La ville où tu naquis a soigné ses attraits:
Ton regard de cent ans la reconnaîtrait-il
De ruelles en rues où tu partais, agile,
Au printemps de ta vie, entre fleuve et Palais?
Suis-moi dans ta cité au siècle finissant,
Et marchons tous les deux pour enjamber le temps:
Voici les lieux, poète, où ta muse enfantine
Accoucha ton talent, guida ta main mutine.
Etait-ce la Jurue où vous caracoliez,
Retour par la Taison puis par la Pierre-Hardie,
Recherchant pour tes vers la musicalité
De sons nouveaux, exquis, de voix en harmonie?
Couriez-vous rue des Murs, en surplomb de la Seille,
A travers Metz, heureux, au bord de la Moselle,
Pour rentrer à mi-aube, les yeux lourds de sommeil,
Enivrés par la nuit, l’écho, la ritournelle ?
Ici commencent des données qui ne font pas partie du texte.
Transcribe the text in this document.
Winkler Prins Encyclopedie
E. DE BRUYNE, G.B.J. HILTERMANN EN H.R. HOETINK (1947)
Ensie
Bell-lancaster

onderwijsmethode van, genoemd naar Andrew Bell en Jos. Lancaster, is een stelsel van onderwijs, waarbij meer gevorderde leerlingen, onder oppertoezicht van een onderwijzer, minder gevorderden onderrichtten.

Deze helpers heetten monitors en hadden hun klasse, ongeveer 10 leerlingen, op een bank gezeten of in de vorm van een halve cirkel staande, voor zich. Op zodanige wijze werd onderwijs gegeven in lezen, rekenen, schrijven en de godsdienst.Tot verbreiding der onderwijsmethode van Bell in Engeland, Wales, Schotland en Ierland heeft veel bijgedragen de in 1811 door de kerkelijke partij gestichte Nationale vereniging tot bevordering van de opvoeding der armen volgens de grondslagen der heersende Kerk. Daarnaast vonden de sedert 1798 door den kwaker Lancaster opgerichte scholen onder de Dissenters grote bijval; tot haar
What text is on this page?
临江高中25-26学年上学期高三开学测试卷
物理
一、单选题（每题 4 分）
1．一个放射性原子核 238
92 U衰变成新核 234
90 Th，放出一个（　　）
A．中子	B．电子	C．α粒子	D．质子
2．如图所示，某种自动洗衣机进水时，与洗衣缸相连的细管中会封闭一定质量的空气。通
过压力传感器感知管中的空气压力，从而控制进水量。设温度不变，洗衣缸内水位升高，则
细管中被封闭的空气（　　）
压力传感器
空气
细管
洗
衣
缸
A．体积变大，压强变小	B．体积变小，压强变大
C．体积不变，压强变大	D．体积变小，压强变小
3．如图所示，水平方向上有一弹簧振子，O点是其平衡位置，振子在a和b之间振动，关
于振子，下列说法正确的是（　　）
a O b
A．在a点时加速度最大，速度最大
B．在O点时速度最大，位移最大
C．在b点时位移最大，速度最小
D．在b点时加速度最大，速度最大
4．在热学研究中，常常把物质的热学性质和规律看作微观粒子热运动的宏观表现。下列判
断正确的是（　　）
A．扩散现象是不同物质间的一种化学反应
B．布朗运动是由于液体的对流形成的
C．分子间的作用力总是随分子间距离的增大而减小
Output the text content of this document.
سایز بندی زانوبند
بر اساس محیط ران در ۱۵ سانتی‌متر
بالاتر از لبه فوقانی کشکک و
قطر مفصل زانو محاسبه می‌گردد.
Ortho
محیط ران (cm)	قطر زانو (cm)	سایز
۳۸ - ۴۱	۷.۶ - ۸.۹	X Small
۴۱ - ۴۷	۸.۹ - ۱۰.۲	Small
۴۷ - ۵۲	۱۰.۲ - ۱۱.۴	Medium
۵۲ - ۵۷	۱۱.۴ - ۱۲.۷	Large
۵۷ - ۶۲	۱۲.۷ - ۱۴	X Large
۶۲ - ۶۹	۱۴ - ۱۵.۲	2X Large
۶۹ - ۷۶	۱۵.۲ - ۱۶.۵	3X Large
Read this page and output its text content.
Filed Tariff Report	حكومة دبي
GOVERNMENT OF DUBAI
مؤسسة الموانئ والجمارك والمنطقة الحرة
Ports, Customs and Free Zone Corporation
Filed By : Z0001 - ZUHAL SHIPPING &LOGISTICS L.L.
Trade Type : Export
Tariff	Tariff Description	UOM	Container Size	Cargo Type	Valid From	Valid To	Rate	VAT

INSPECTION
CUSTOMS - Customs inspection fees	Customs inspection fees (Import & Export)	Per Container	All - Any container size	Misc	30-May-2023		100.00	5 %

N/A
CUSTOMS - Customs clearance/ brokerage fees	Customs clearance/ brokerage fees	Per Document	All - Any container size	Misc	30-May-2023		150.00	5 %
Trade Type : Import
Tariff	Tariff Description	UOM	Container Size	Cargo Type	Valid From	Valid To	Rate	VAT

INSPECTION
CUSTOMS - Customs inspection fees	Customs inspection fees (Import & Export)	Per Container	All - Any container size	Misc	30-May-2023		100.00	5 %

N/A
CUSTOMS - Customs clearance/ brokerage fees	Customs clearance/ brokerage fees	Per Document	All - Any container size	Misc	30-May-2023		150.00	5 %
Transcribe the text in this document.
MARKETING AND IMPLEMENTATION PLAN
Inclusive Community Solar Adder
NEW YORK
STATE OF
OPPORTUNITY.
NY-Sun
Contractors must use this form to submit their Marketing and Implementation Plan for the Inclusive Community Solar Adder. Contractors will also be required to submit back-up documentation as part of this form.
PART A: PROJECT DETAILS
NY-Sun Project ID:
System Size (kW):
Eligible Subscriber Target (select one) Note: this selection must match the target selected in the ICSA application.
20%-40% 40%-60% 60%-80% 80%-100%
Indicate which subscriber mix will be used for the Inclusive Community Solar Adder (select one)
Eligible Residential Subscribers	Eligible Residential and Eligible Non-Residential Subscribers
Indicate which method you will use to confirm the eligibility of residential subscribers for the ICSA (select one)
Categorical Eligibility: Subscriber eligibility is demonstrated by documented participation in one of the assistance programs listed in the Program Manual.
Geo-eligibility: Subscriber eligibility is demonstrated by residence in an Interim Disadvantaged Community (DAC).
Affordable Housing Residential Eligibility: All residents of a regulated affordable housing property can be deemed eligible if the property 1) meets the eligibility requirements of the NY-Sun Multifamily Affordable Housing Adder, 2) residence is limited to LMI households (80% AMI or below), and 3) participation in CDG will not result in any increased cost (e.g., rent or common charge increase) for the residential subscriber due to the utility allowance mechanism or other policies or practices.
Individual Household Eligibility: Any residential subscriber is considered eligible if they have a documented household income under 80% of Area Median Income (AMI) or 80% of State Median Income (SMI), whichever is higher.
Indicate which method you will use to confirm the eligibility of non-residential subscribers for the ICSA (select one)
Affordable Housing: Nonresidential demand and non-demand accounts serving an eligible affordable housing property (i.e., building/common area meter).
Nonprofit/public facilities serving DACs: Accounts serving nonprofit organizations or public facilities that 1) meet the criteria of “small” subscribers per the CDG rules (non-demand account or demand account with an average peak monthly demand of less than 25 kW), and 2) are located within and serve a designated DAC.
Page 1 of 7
Rassure-toi! Les vieux veilleurs sont aux aguets,
Bien campés sur leur roc: clochers et cathédrale
Restent précieux jalons, de Saint Quentin au Val
Pour l’ami de passage ou l’hôte fatigué.
Pour eux toujours l’éclat des vieilles pierres blondes
Nimbe les soirs d’été dans un discret halo;
Illuminées la nuit, elles embrasent l’eau
Et pour mieux vous happer, noient leur feu dans les ondes.
Tu te souviens encor’ du sabot des chevaux
Portant les officiers en habit de parade,
Frôlant la robe enflée des magistrats bien trop
Pressés pour regarder passer la cavalcade.
Mais tu n’as pas connu les pavés sous la botte
Défilant place d’Arme, en feldgrau insolent,
Verdun, la barbarie, ou l’horreur des déments,
L’engrenage infernal que l’irraison emporte.
Par delà les saisons et ce temps de souffrance
Ta ville a résisté puis conquis sa noblesse,
A traversé l’Histoire aux marches de la France
Et fait fleurir ton nom en lettres d’allégresse.
Aujourd’hui les amants, au pied de l’Esplanade,
Pour accorder leur cœur à leurs émois naissants
Célèbrent tes refrains en joyeuse ballade
Et te lient à leur vie en d’éternels serments.